You do know that koi get to be about 2 feet long, don't you? You're going to stunt them in your 20g.  Very few hobbiest have a tank big enough for a single koi, much less two. They really belong in very large outdoor ponds.


----------



## girth vader (Apr 24, 2006)

Boxermom said:


> You do know that koi get to be about 2 feet long, don't you? You're going to stunt them in your 20g.  Very few hobbiest have a tank big enough for a single koi, much less two. They really belong in very large outdoor ponds.

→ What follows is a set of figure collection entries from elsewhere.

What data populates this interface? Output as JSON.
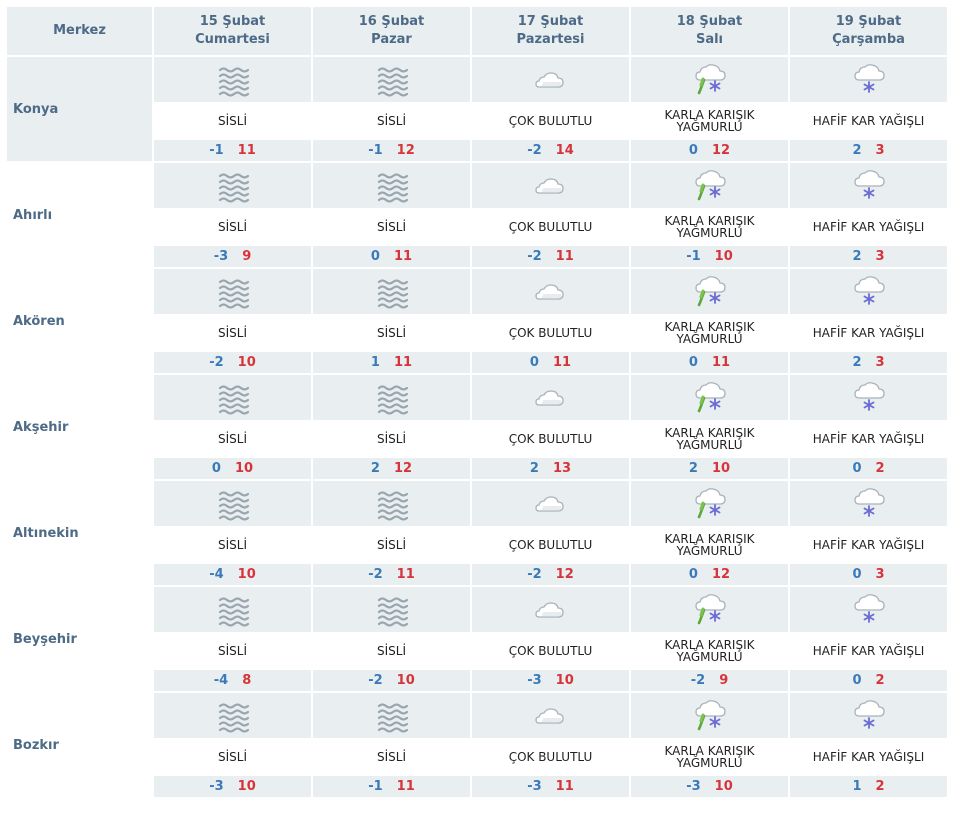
{
  "header": {
    "merkez": "Merkez",
    "days": [
      {
        "date": "15 Şubat",
        "weekday": "Cumartesi"
      },
      {
        "date": "16 Şubat",
        "weekday": "Pazar"
      },
      {
        "date": "17 Şubat",
        "weekday": "Pazartesi"
      },
      {
        "date": "18 Şubat",
        "weekday": "Salı"
      },
      {
        "date": "19 Şubat",
        "weekday": "Çarşamba"
      }
    ]
  },
  "colors": {
    "header_bg": "#e9eef1",
    "header_text": "#4d6a86",
    "min_temp": "#3a7ab8",
    "max_temp": "#d6343a"
  },
  "cities": [
    {
      "name": "Konya",
      "days": [
        {
          "icon": "fog-icon",
          "desc": "SİSLİ",
          "min": "-1",
          "max": "11"
        },
        {
          "icon": "fog-icon",
          "desc": "SİSLİ",
          "min": "-1",
          "max": "12"
        },
        {
          "icon": "cloudy-icon",
          "desc": "ÇOK BULUTLU",
          "min": "-2",
          "max": "14"
        },
        {
          "icon": "sleet-icon",
          "desc": "KARLA KARIŞIK YAĞMURLU",
          "min": "0",
          "max": "12"
        },
        {
          "icon": "light-snow-icon",
          "desc": "HAFİF KAR YAĞIŞLI",
          "min": "2",
          "max": "3"
        }
      ]
    },
    {
      "name": "Ahırlı",
      "days": [
        {
          "icon": "fog-icon",
          "desc": "SİSLİ",
          "min": "-3",
          "max": "9"
        },
        {
          "icon": "fog-icon",
          "desc": "SİSLİ",
          "min": "0",
          "max": "11"
        },
        {
          "icon": "cloudy-icon",
          "desc": "ÇOK BULUTLU",
          "min": "-2",
          "max": "11"
        },
        {
          "icon": "sleet-icon",
          "desc": "KARLA KARIŞIK YAĞMURLU",
          "min": "-1",
          "max": "10"
        },
        {
          "icon": "light-snow-icon",
          "desc": "HAFİF KAR YAĞIŞLI",
          "min": "2",
          "max": "3"
        }
      ]
    },
    {
      "name": "Akören",
      "days": [
        {
          "icon": "fog-icon",
          "desc": "SİSLİ",
          "min": "-2",
          "max": "10"
        },
        {
          "icon": "fog-icon",
          "desc": "SİSLİ",
          "min": "1",
          "max": "11"
        },
        {
          "icon": "cloudy-icon",
          "desc": "ÇOK BULUTLU",
          "min": "0",
          "max": "11"
        },
        {
          "icon": "sleet-icon",
          "desc": "KARLA KARIŞIK YAĞMURLU",
          "min": "0",
          "max": "11"
        },
        {
          "icon": "light-snow-icon",
          "desc": "HAFİF KAR YAĞIŞLI",
          "min": "2",
          "max": "3"
        }
      ]
    },
    {
      "name": "Akşehir",
      "days": [
        {
          "icon": "fog-icon",
          "desc": "SİSLİ",
          "min": "0",
          "max": "10"
        },
        {
          "icon": "fog-icon",
          "desc": "SİSLİ",
          "min": "2",
          "max": "12"
        },
        {
          "icon": "cloudy-icon",
          "desc": "ÇOK BULUTLU",
          "min": "2",
          "max": "13"
        },
        {
          "icon": "sleet-icon",
          "desc": "KARLA KARIŞIK YAĞMURLU",
          "min": "2",
          "max": "10"
        },
        {
          "icon": "light-snow-icon",
          "desc": "HAFİF KAR YAĞIŞLI",
          "min": "0",
          "max": "2"
        }
      ]
    },
    {
      "name": "Altınekin",
      "days": [
        {
          "icon": "fog-icon",
          "desc": "SİSLİ",
          "min": "-4",
          "max": "10"
        },
        {
          "icon": "fog-icon",
          "desc": "SİSLİ",
          "min": "-2",
          "max": "11"
        },
        {
          "icon": "cloudy-icon",
          "desc": "ÇOK BULUTLU",
          "min": "-2",
          "max": "12"
        },
        {
          "icon": "sleet-icon",
          "desc": "KARLA KARIŞIK YAĞMURLU",
          "min": "0",
          "max": "12"
        },
        {
          "icon": "light-snow-icon",
          "desc": "HAFİF KAR YAĞIŞLI",
          "min": "0",
          "max": "3"
        }
      ]
    },
    {
      "name": "Beyşehir",
      "days": [
        {
          "icon": "fog-icon",
          "desc": "SİSLİ",
          "min": "-4",
          "max": "8"
        },
        {
          "icon": "fog-icon",
          "desc": "SİSLİ",
          "min": "-2",
          "max": "10"
        },
        {
          "icon": "cloudy-icon",
          "desc": "ÇOK BULUTLU",
          "min": "-3",
          "max": "10"
        },
        {
          "icon": "sleet-icon",
          "desc": "KARLA KARIŞIK YAĞMURLU",
          "min": "-2",
          "max": "9"
        },
        {
          "icon": "light-snow-icon",
          "desc": "HAFİF KAR YAĞIŞLI",
          "min": "0",
          "max": "2"
        }
      ]
    },
    {
      "name": "Bozkır",
      "days": [
        {
          "icon": "fog-icon",
          "desc": "SİSLİ",
          "min": "-3",
          "max": "10"
        },
        {
          "icon": "fog-icon",
          "desc": "SİSLİ",
          "min": "-1",
          "max": "11"
        },
        {
          "icon": "cloudy-icon",
          "desc": "ÇOK BULUTLU",
          "min": "-3",
          "max": "11"
        },
        {
          "icon": "sleet-icon",
          "desc": "KARLA KARIŞIK YAĞMURLU",
          "min": "-3",
          "max": "10"
        },
        {
          "icon": "light-snow-icon",
          "desc": "HAFİF KAR YAĞIŞLI",
          "min": "1",
          "max": "2"
        }
      ]
    }
  ]
}
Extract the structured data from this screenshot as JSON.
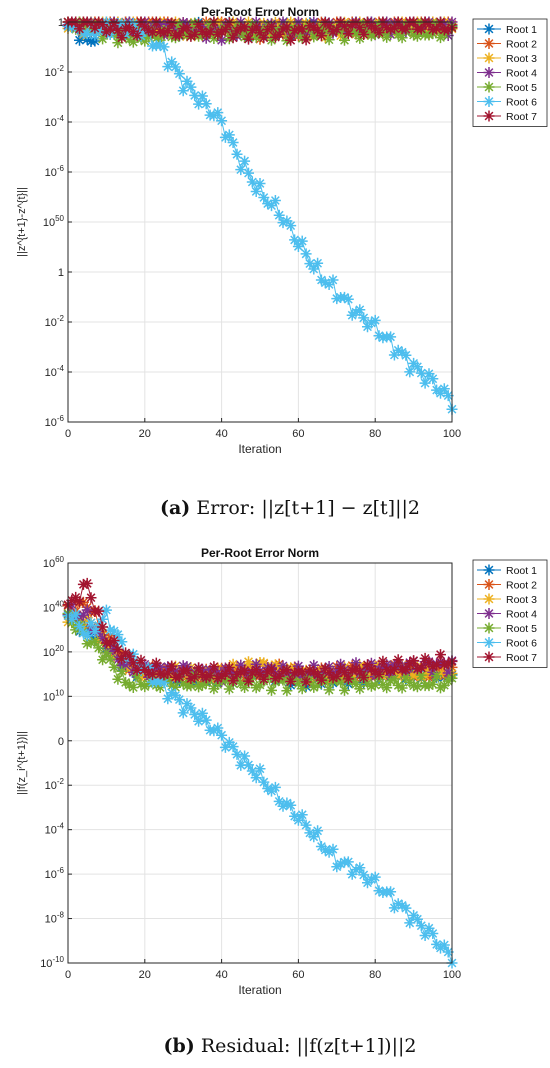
{
  "chart_data": [
    {
      "type": "line",
      "title": "Per-Root Error Norm",
      "xlabel": "Iteration",
      "ylabel": "||z^{t+1}-z^{t}||",
      "xlim": [
        0,
        100
      ],
      "x_ticks": [
        "0",
        "20",
        "40",
        "60",
        "80",
        "100"
      ],
      "y_tick_labels": [
        "10^-6",
        "10^-4",
        "10^-2",
        "1",
        "10^50",
        "10^-6",
        "10^-4",
        "10^-2",
        "1"
      ],
      "grid": true,
      "legend_position": "outside-top-right",
      "caption": {
        "label": "(a)",
        "text": "Error: ||z[t+1] − z[t]||2"
      },
      "series": [
        {
          "name": "Root 1",
          "color": "#0072BD",
          "x": [
            0,
            5,
            10,
            15,
            20,
            30,
            40,
            50,
            60,
            70,
            80,
            90,
            100
          ],
          "y_level": [
            8.1,
            7.6,
            7.9,
            8.0,
            7.9,
            7.8,
            7.9,
            7.8,
            7.9,
            7.9,
            8.0,
            7.9,
            7.95
          ]
        },
        {
          "name": "Root 2",
          "color": "#D95319",
          "x": [
            0,
            5,
            10,
            15,
            20,
            30,
            40,
            50,
            60,
            70,
            80,
            90,
            100
          ],
          "y_level": [
            8.0,
            8.1,
            7.9,
            7.9,
            8.0,
            7.9,
            7.9,
            7.8,
            7.8,
            7.9,
            7.9,
            7.95,
            7.9
          ]
        },
        {
          "name": "Root 3",
          "color": "#EDB120",
          "x": [
            0,
            5,
            10,
            15,
            20,
            30,
            40,
            50,
            60,
            70,
            80,
            90,
            100
          ],
          "y_level": [
            8.0,
            7.9,
            8.0,
            7.9,
            7.9,
            7.8,
            7.9,
            7.9,
            7.9,
            7.85,
            7.9,
            7.9,
            7.95
          ]
        },
        {
          "name": "Root 4",
          "color": "#7E2F8E",
          "x": [
            0,
            5,
            10,
            15,
            20,
            30,
            40,
            50,
            60,
            70,
            80,
            90,
            100
          ],
          "y_level": [
            8.0,
            7.95,
            7.9,
            7.85,
            7.9,
            7.9,
            7.8,
            7.9,
            7.85,
            7.9,
            7.9,
            7.95,
            7.9
          ]
        },
        {
          "name": "Root 5",
          "color": "#77AC30",
          "x": [
            0,
            5,
            10,
            15,
            20,
            30,
            40,
            50,
            60,
            70,
            80,
            90,
            100
          ],
          "y_level": [
            8.0,
            7.9,
            7.8,
            7.7,
            7.7,
            7.8,
            7.8,
            7.8,
            7.8,
            7.8,
            7.8,
            7.8,
            7.8
          ]
        },
        {
          "name": "Root 6",
          "color": "#4DBEEE",
          "x": [
            0,
            5,
            10,
            15,
            20,
            25,
            30,
            35,
            40,
            45,
            50,
            55,
            60,
            65,
            70,
            75,
            80,
            85,
            90,
            95,
            100
          ],
          "y_level": [
            8.0,
            7.8,
            7.9,
            7.9,
            7.8,
            7.4,
            6.8,
            6.4,
            6.0,
            5.2,
            4.6,
            4.2,
            3.6,
            3.0,
            2.6,
            2.2,
            1.9,
            1.5,
            1.1,
            0.8,
            0.4
          ]
        },
        {
          "name": "Root 7",
          "color": "#A2142F",
          "x": [
            0,
            5,
            10,
            15,
            20,
            30,
            40,
            50,
            60,
            70,
            80,
            90,
            100
          ],
          "y_level": [
            8.0,
            8.05,
            7.9,
            7.8,
            7.9,
            7.8,
            7.85,
            7.8,
            7.8,
            7.9,
            7.9,
            7.95,
            7.9
          ]
        }
      ]
    },
    {
      "type": "line",
      "title": "Per-Root Error Norm",
      "xlabel": "Iteration",
      "ylabel": "||f(z_i^{t+1})||",
      "xlim": [
        0,
        100
      ],
      "x_ticks": [
        "0",
        "20",
        "40",
        "60",
        "80",
        "100"
      ],
      "y_tick_labels": [
        "10^-10",
        "10^-8",
        "10^-6",
        "10^-4",
        "10^-2",
        "0",
        "10^10",
        "10^20",
        "10^40",
        "10^60"
      ],
      "grid": true,
      "legend_position": "outside-top-right",
      "caption": {
        "label": "(b)",
        "text": "Residual: ||f(z[t+1])||2"
      },
      "series": [
        {
          "name": "Root 1",
          "color": "#0072BD",
          "x": [
            0,
            5,
            10,
            15,
            20,
            30,
            40,
            50,
            60,
            70,
            80,
            90,
            100
          ],
          "y_level": [
            7.8,
            7.5,
            7.2,
            6.7,
            6.5,
            6.4,
            6.4,
            6.5,
            6.4,
            6.4,
            6.5,
            6.5,
            6.5
          ]
        },
        {
          "name": "Root 2",
          "color": "#D95319",
          "x": [
            0,
            5,
            10,
            15,
            20,
            30,
            40,
            50,
            60,
            70,
            80,
            90,
            100
          ],
          "y_level": [
            7.9,
            8.1,
            7.3,
            6.8,
            6.6,
            6.5,
            6.5,
            6.6,
            6.5,
            6.5,
            6.6,
            6.6,
            6.6
          ]
        },
        {
          "name": "Root 3",
          "color": "#EDB120",
          "x": [
            0,
            5,
            10,
            15,
            20,
            30,
            40,
            50,
            60,
            70,
            80,
            90,
            100
          ],
          "y_level": [
            7.8,
            7.7,
            7.2,
            6.7,
            6.5,
            6.5,
            6.5,
            6.7,
            6.5,
            6.5,
            6.6,
            6.5,
            6.6
          ]
        },
        {
          "name": "Root 4",
          "color": "#7E2F8E",
          "x": [
            0,
            5,
            10,
            15,
            20,
            30,
            40,
            50,
            60,
            70,
            80,
            90,
            100
          ],
          "y_level": [
            7.9,
            7.8,
            7.1,
            6.7,
            6.6,
            6.6,
            6.5,
            6.6,
            6.5,
            6.6,
            6.6,
            6.7,
            6.7
          ]
        },
        {
          "name": "Root 5",
          "color": "#77AC30",
          "x": [
            0,
            5,
            10,
            15,
            20,
            30,
            40,
            50,
            60,
            70,
            80,
            90,
            100
          ],
          "y_level": [
            7.8,
            7.3,
            6.9,
            6.3,
            6.3,
            6.3,
            6.3,
            6.3,
            6.3,
            6.3,
            6.3,
            6.3,
            6.3
          ]
        },
        {
          "name": "Root 6",
          "color": "#4DBEEE",
          "x": [
            0,
            5,
            10,
            15,
            20,
            25,
            30,
            35,
            40,
            45,
            50,
            55,
            60,
            65,
            70,
            75,
            80,
            85,
            90,
            95,
            100
          ],
          "y_level": [
            7.9,
            7.4,
            7.8,
            7.0,
            6.6,
            6.2,
            5.8,
            5.5,
            5.1,
            4.6,
            4.2,
            3.7,
            3.3,
            2.8,
            2.3,
            2.1,
            1.8,
            1.4,
            1.0,
            0.6,
            0.1
          ]
        },
        {
          "name": "Root 7",
          "color": "#A2142F",
          "x": [
            0,
            5,
            10,
            15,
            20,
            30,
            40,
            50,
            60,
            70,
            80,
            90,
            100
          ],
          "y_level": [
            8.0,
            8.5,
            7.3,
            6.9,
            6.6,
            6.5,
            6.5,
            6.5,
            6.5,
            6.5,
            6.6,
            6.7,
            6.8
          ]
        }
      ]
    }
  ]
}
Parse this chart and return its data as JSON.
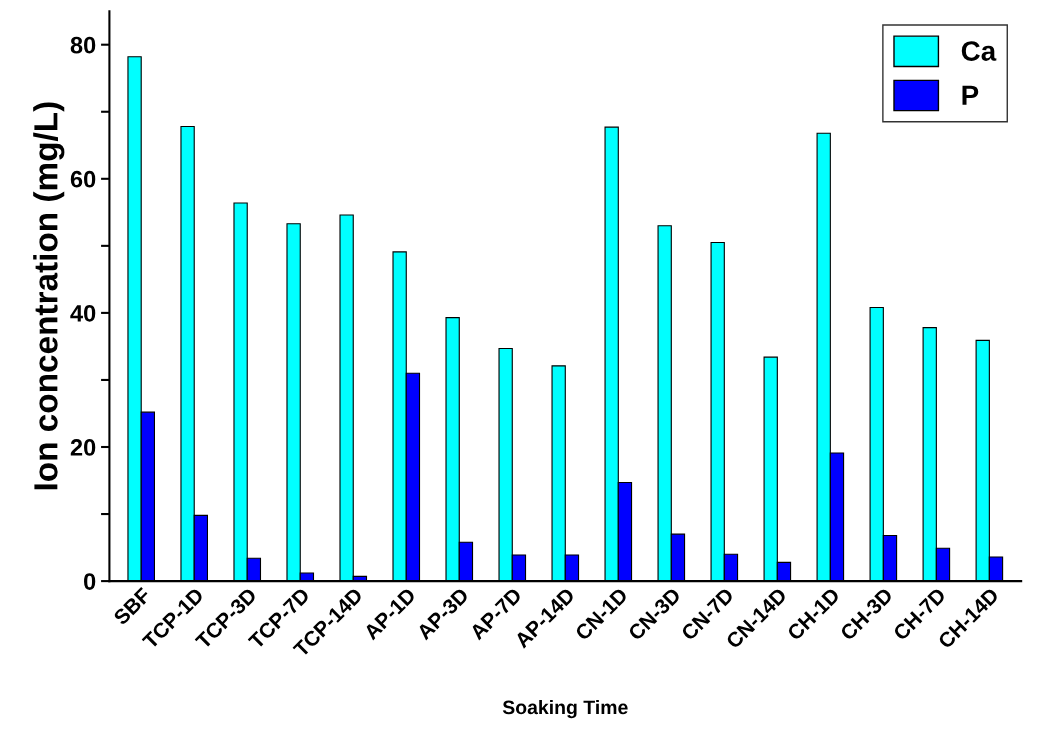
{
  "chart_data": {
    "type": "bar",
    "xlabel": "Soaking Time",
    "ylabel": "Ion concentration (mg/L)",
    "categories": [
      "SBF",
      "TCP-1D",
      "TCP-3D",
      "TCP-7D",
      "TCP-14D",
      "AP-1D",
      "AP-3D",
      "AP-7D",
      "AP-14D",
      "CN-1D",
      "CN-3D",
      "CN-7D",
      "CN-14D",
      "CH-1D",
      "CH-3D",
      "CH-7D",
      "CH-14D"
    ],
    "series": [
      {
        "name": "Ca",
        "color": "#00ffff",
        "values": [
          78.2,
          67.8,
          56.4,
          53.3,
          54.6,
          49.1,
          39.3,
          34.7,
          32.1,
          67.7,
          53.0,
          50.5,
          33.4,
          66.8,
          40.8,
          37.8,
          35.9
        ]
      },
      {
        "name": "P",
        "color": "#0000ff",
        "values": [
          25.2,
          9.8,
          3.4,
          1.2,
          0.7,
          31.0,
          5.8,
          3.9,
          3.9,
          14.7,
          7.0,
          4.0,
          2.8,
          19.1,
          6.8,
          4.9,
          3.6
        ]
      }
    ],
    "ylim": [
      0,
      85
    ],
    "yticks": [
      0,
      {
        "value": 10,
        "label": null
      },
      20,
      {
        "value": 30,
        "label": null
      },
      40,
      {
        "value": 50,
        "label": null
      },
      60,
      {
        "value": 70,
        "label": null
      },
      80
    ],
    "grid": false,
    "legend": "top right"
  }
}
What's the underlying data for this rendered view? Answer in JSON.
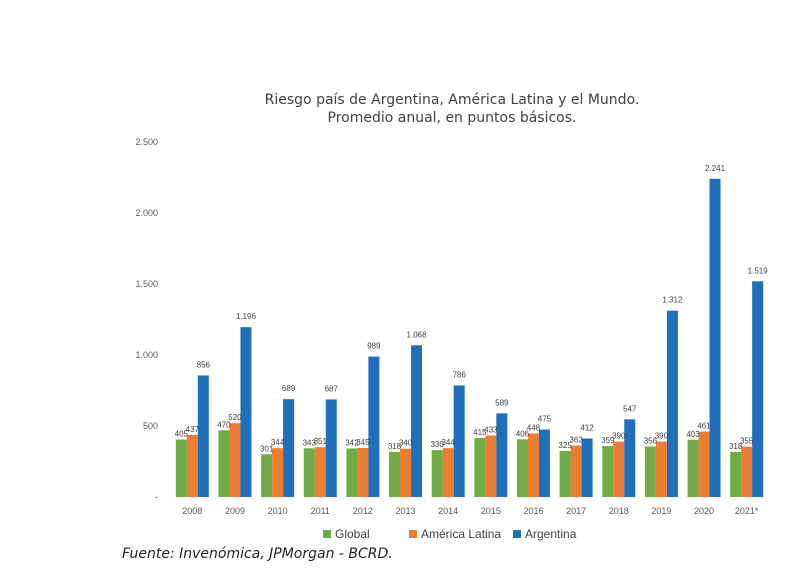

agreed. they will end up having to take the short bus to school..............


----------



## Gourami Swami (Jul 4, 2006)

when they get bigger I am moving them to my neighbors pond and putting the shubunkin alone in 30.


----------



## Puffer Pita (Jun 16, 2006)

By that time, its likely that they will be badly stunted.  Stunting happens long before they physically outgrow a tank. Their outside stops growing but their internal organs continue. Its not a pleasant thing, is bad for their health and shortens their life span dramatically.


----------



## Gourami Swami (Jul 4, 2006)

well I plan on moving them next week, and hes only now been in there for about 10 days. I hope I havent done anything too bad, but I cant move them untill friday next week


----------



## Puffer Pita (Jun 16, 2006)

No, 10 days isn't long enough at that size.


----------



## Gourami Swami (Jul 4, 2006)

I dont have to worry about it anymore...the shubunkin ate them both up after 10 ddays of not ever harassing them....:rip:


----------



## Puffer Pita (Jun 16, 2006)

Aww, I'm sorry to hear that.


----------